The most telling performance gap between these two cards lies in their compute resources and clock speeds. The Asus Prime RX 9070 XT OC ships with 4096 shading units and a turbo clock of 3010 MHz, translating to 49.32 TFLOPS of floating-point performance. The Gigabyte RX 9070 Gaming OC, built on a cut-down GPU die, carries 3584 shading units and reaches only 2700 MHz at boost, yielding 38.71 TFLOPS — a roughly 27% deficit in raw compute throughput. In practice, this gap shows up most clearly in GPU-limited scenarios: higher resolutions, heavy ray tracing workloads, and compute-adjacent tasks like AI-accelerated rendering.
The texture throughput story reinforces this divide. The Asus card's 770.6 GTexels/s texture rate versus the Gigabyte's 604.8 GTexels/s means the XT can push significantly more textured geometry per second — a relevant differentiator in complex, detail-rich scenes. Pixel fill rate tells a more nuanced story: both cards share 128 ROPs, so their pixel rate difference (385.3 vs. 345.6 GPixel/s) is driven purely by the clock speed delta rather than a hardware count difference, meaning the Gigabyte is not architecturally bandwidth-starved on the raster output side. One meaningful shared strength is identical GPU memory speed at 2518 MHz and full Double Precision Floating Point support on both cards — useful for professional or scientific compute workloads.
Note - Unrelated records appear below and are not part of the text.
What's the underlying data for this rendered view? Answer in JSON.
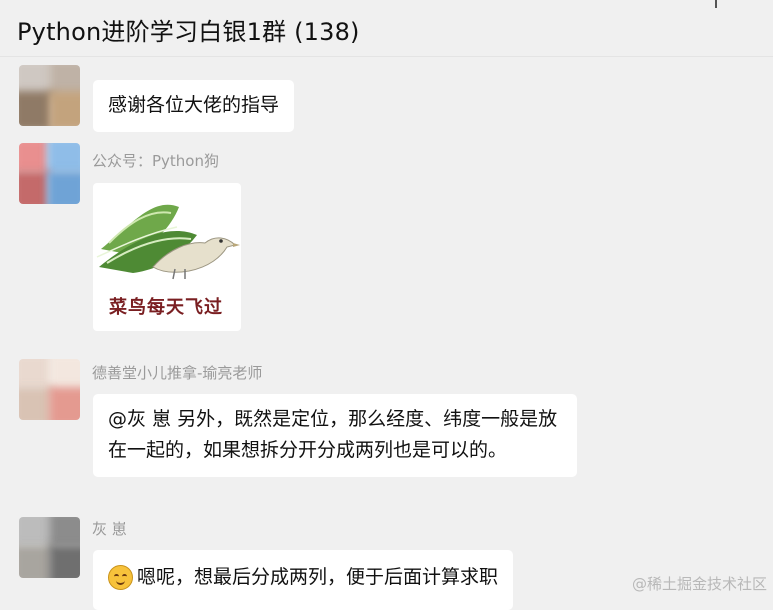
{
  "header": {
    "title": "Python进阶学习白银1群 (138)"
  },
  "messages": [
    {
      "sender": "",
      "text": "感谢各位大佬的指导"
    },
    {
      "sender": "公众号：Python狗",
      "sticker_caption": "菜鸟每天飞过"
    },
    {
      "sender": "德善堂小儿推拿-瑜亮老师",
      "text": "@灰 崽 另外，既然是定位，那么经度、纬度一般是放在一起的，如果想拆分开分成两列也是可以的。"
    },
    {
      "sender": "灰 崽",
      "emoji": "smile-emoji",
      "text": "嗯呢，想最后分成两列，便于后面计算求职"
    }
  ],
  "watermark": "@稀土掘金技术社区",
  "colors": {
    "background": "#f0f0f0",
    "bubble": "#ffffff",
    "sender_text": "#9a9a9a",
    "sticker_caption": "#7a1f22"
  }
}
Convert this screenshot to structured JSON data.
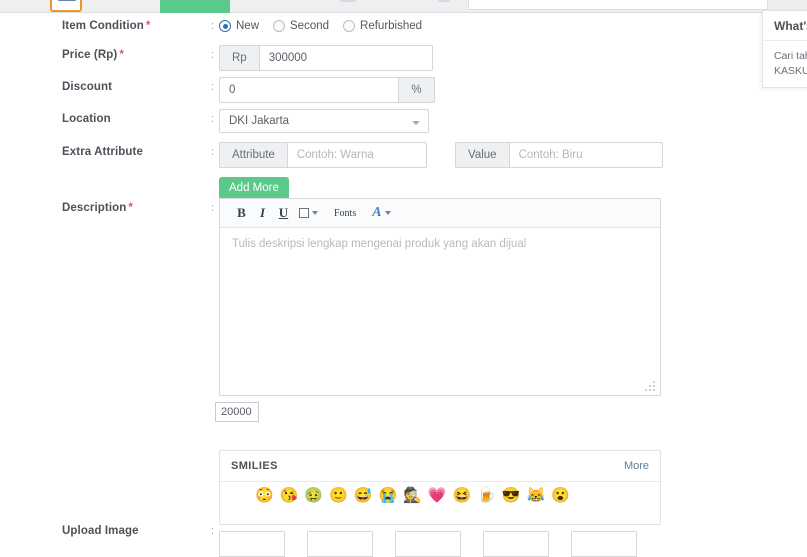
{
  "top_bar": {
    "logo_name": "kaskus-logo-icon",
    "green_tab_name": "jual-tab",
    "search_placeholder": ""
  },
  "form": {
    "item_condition": {
      "label": "Item Condition",
      "required": true,
      "colon": ":",
      "options": [
        {
          "label": "New",
          "selected": true
        },
        {
          "label": "Second",
          "selected": false
        },
        {
          "label": "Refurbished",
          "selected": false
        }
      ]
    },
    "price": {
      "label": "Price (Rp)",
      "required": true,
      "colon": ":",
      "prefix": "Rp",
      "value": "300000"
    },
    "discount": {
      "label": "Discount",
      "required": false,
      "colon": ":",
      "value": "0",
      "suffix": "%"
    },
    "location": {
      "label": "Location",
      "required": false,
      "colon": ":",
      "value": "DKI Jakarta"
    },
    "extra_attribute": {
      "label": "Extra Attribute",
      "required": false,
      "colon": ":",
      "attribute_addon": "Attribute",
      "attribute_placeholder": "Contoh: Warna",
      "value_addon": "Value",
      "value_placeholder": "Contoh: Biru",
      "add_more_label": "Add More"
    },
    "description": {
      "label": "Description",
      "required": true,
      "colon": ":",
      "placeholder": "Tulis deskripsi lengkap mengenai produk yang akan dijual",
      "char_counter": "20000",
      "toolbar": [
        {
          "name": "bold-icon",
          "glyph": "B"
        },
        {
          "name": "italic-icon",
          "glyph": "I"
        },
        {
          "name": "underline-icon",
          "glyph": "U"
        },
        {
          "name": "highlight-color-icon",
          "glyph": ""
        },
        {
          "name": "fonts-icon",
          "glyph": "Fonts"
        },
        {
          "name": "text-color-icon",
          "glyph": "A"
        }
      ]
    },
    "smilies": {
      "title": "SMILIES",
      "more_label": "More",
      "items": [
        {
          "name": "smiley-malu",
          "glyph": "😳"
        },
        {
          "name": "smiley-kiss",
          "glyph": "😘"
        },
        {
          "name": "smiley-sick",
          "glyph": "🤢"
        },
        {
          "name": "smiley-happy",
          "glyph": "🙂"
        },
        {
          "name": "smiley-sweat",
          "glyph": "😅"
        },
        {
          "name": "smiley-cry",
          "glyph": "😭"
        },
        {
          "name": "smiley-cool-hat",
          "glyph": "🕵"
        },
        {
          "name": "smiley-love",
          "glyph": "💗"
        },
        {
          "name": "smiley-laugh",
          "glyph": "😆"
        },
        {
          "name": "smiley-cendol",
          "glyph": "🍺"
        },
        {
          "name": "smiley-hammer",
          "glyph": "😎"
        },
        {
          "name": "smiley-ngakak",
          "glyph": "😹"
        },
        {
          "name": "smiley-shock",
          "glyph": "😮"
        }
      ]
    },
    "upload_image": {
      "label": "Upload Image",
      "required": false,
      "colon": ":",
      "slots": 5
    }
  },
  "promo_panel": {
    "title": "What's",
    "line1": "Cari tah",
    "line2": "KASKUS"
  },
  "colors": {
    "accent_green": "#5bc98a",
    "required_red": "#e2556a",
    "radio_blue": "#2f6fb0",
    "link_blue": "#5b7fa6"
  }
}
Overall, the Asus Prime RX 9070 XT OC holds a clear and substantial performance advantage in this group. The combination of a fuller shader array, higher TMU count, and significantly higher boost clock gives it a commanding lead in every compute and throughput metric that matters for gaming and GPU workloads. The Gigabyte RX 9070 Gaming OC is not a slow card, but buyers prioritizing peak performance should note the XT's ~27% compute edge is not a marginal difference — it represents a tangible tier separation between the two products.